Keep in mind with null hypothesis significance testing (NHST) what you are actually testing is whether an effect is statistically detectable under the null hypothesis, not that its size is "significant" in the more typical modern meaning. Now also consider that NHST is often conducted with the null hypothesis being 0 effect, and it shouldn't be surprising that the null is rejected for any real world phenomena with enough data.

For example, let's say we have the null hypothesis that a given wheel is circular. If we measure a few dozen points with a crude ruler, we will likely not reject the null and happily keep rolling. But, if we precisely measure with a microscope at thousands of points, we will always eventually accumulate enough evidence to reject the null if our tools are sensitive enough. After all no real wheel is completely exactly circular. Even if it could have somehow been machined perfectly, gravity and temperature will still have deformed it.

This is analogous to your situation, where in the comments you've indicated that you have 9000 data points. This gives the NHST a lot of power to detect even small deviations. It's kind of like looking at that wheel under the microscope to see if it's perfectly round. What's the point?

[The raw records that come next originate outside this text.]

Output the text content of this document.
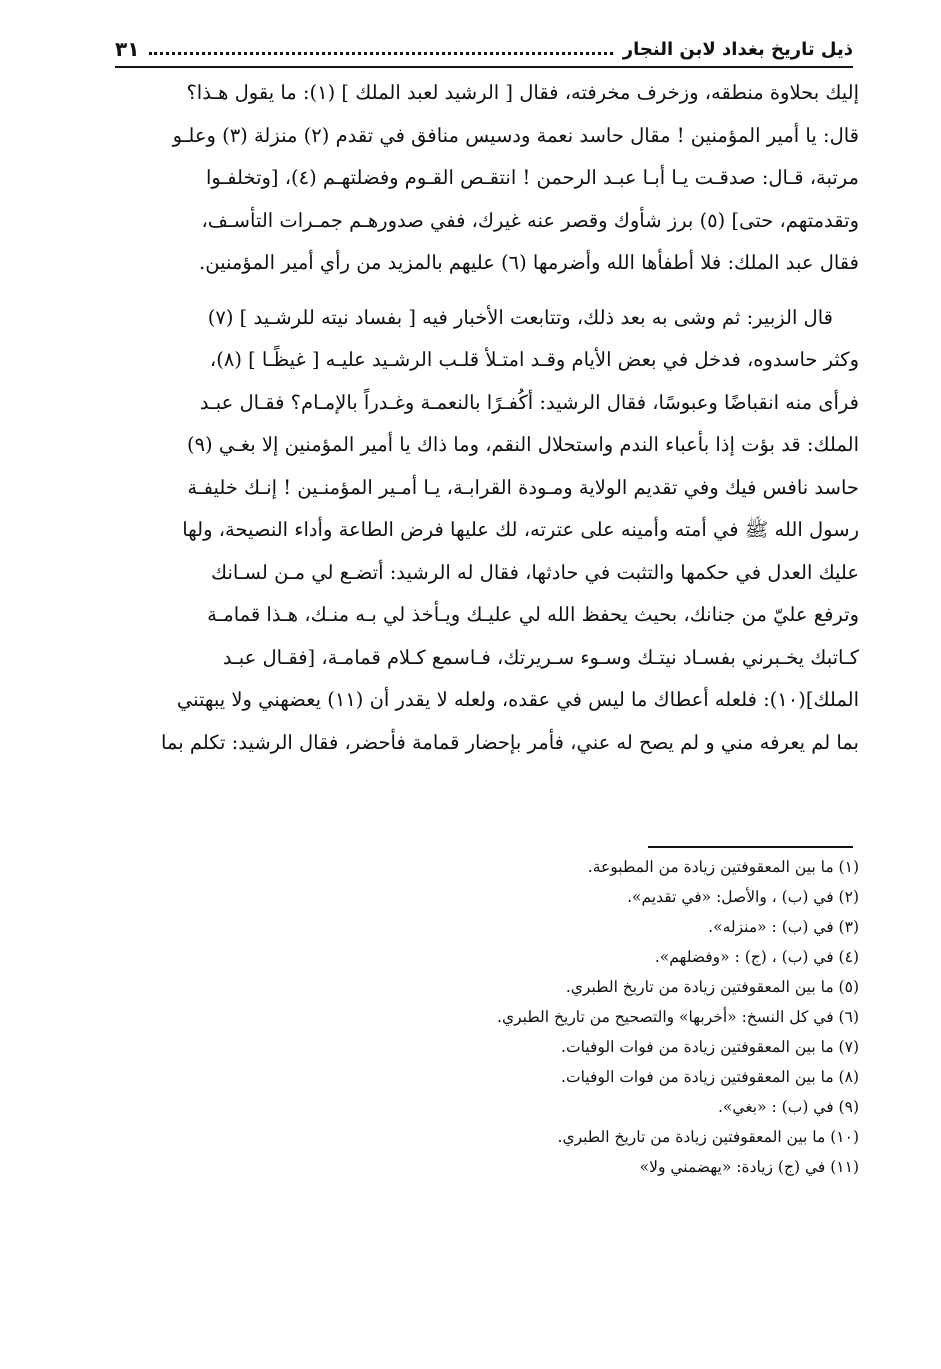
ذيل تاريخ بغداد لابن النجار
٣١

إليك بحلاوة منطقه، وزخرف مخرفته، فقال [ الرشيد لعبد الملك ] (١): ما يقول هـذا؟

قال: يا أمير المؤمنين ! مقال حاسد نعمة ودسيس منافق في تقدم (٢) منزلة (٣) وعلـو

مرتبة، قـال: صدقـت يـا أبـا عبـد الرحمن ! انتقـص القـوم وفضلتهـم (٤)، [وتخلفـوا

وتقدمتهم، حتى] (٥) برز شأوك وقصر عنه غيرك، ففي صدورهـم جمـرات التأسـف،

فقال عبد الملك: فلا أطفأها الله وأضرمها (٦) عليهم بالمزيد من رأي أمير المؤمنين.

قال الزبير: ثم وشى به بعد ذلك، وتتابعت الأخبار فيه [ بفساد نيته للرشـيد ] (٧)

وكثر حاسدوه، فدخل في بعض الأيام وقـد امتـلأ قلـب الرشـيد عليـه [ غيظًـا ] (٨)،

فرأى منه انقباضًا وعبوسًا، فقال الرشيد: أكُفـرًا بالنعمـة وغـدراً بالإمـام؟ فقـال عبـد

الملك: قد بؤت إذا بأعباء الندم واستحلال النقم، وما ذاك يا أمير المؤمنين إلا بغـي (٩)

حاسد نافس فيك وفي تقديم الولاية ومـودة القرابـة، يـا أمـير المؤمنـين ! إنـك خليفـة

رسول الله ﷺ في أمته وأمينه على عترته، لك عليها فرض الطاعة وأداء النصيحة، ولها

عليك العدل في حكمها والتثبت في حادثها، فقال له الرشيد: أتضـع لي مـن لسـانك

وترفع عليّ من جنانك، بحيث يحفظ الله لي عليـك ويـأخذ لي بـه منـك، هـذا قمامـة

كـاتبك يخـبرني بفسـاد نيتـك وسـوء سـريرتك، فـاسمع كـلام قمامـة، [فقـال عبـد

الملك](١٠): فلعله أعطاك ما ليس في عقده، ولعله لا يقدر أن (١١) يعضهني ولا يبهتني

بما لم يعرفه مني و لم يصح له عني، فأمر بإحضار قمامة فأحضر، فقال الرشيد: تكلم بما

(١) ما بين المعقوفتين زيادة من المطبوعة.
(٢) في (ب) ، والأصل: «في تقديم».
(٣) في (ب) : «منزله».
(٤) في (ب) ، (ج) : «وفضلهم».
(٥) ما بين المعقوفتين زيادة من تاريخ الطبري.
(٦) في كل النسخ: «أخربها» والتصحيح من تاريخ الطبري.
(٧) ما بين المعقوفتين زيادة من فوات الوفيات.
(٨) ما بين المعقوفتين زيادة من فوات الوفيات.
(٩) في (ب) : «بغي».
(١٠) ما بين المعقوفتين زيادة من تاريخ الطبري.
(١١) في (ج) زيادة: «يهضمني ولا»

You should have known it wasn't perfectly round to begin with. The point is will the thing roll well enough? If we're talking about tires for go-charts there is going to be a completely different answer than roller bearings used in an MRI. Likewise, if your data comes from the real world, then of course it does not have a perfect exponential distribution. And even if you have all the reason in the world to believe the process that created it should be exponential, the real world likely has deformed it or its measurement somehow or other. The question is, is it good enough.

You need to specify what is good enough for your application and how to measure it. Perhaps the K-S statistic -- maximum distance between the ECDF and the hypothesized distribution is the most appropriate -- perhaps it's not. But, if you do use it, you should specify a different null hypothesis than the default of maximum distance of 0. Rather, specify that it is within your maximum tolerable distance of $t$, whatever $t$ is for your application. So your null becomes $|d| < t$ rather than the completely unrealistic $d = 0$.

The bootstrap method in the link you provided in your comments can help you develop this modification. It's intent is bootstrap corrected critical values for the problem of fitting distribution from the same data you are testing again. As noted in my comments, the procedure in the linked notes is similar to the one you have in your original post, but your step 3 is off -- you need to refit to an new $D_X^*$ at each iteration and measure against those rather than always $D_X$. With minor modification you also use this bootstrapping procedure to get estimates the critical values, or better, confidence intervals for a null specified within some tolerance range $|d| < t$ rather than precisely 0 difference $d = 0$.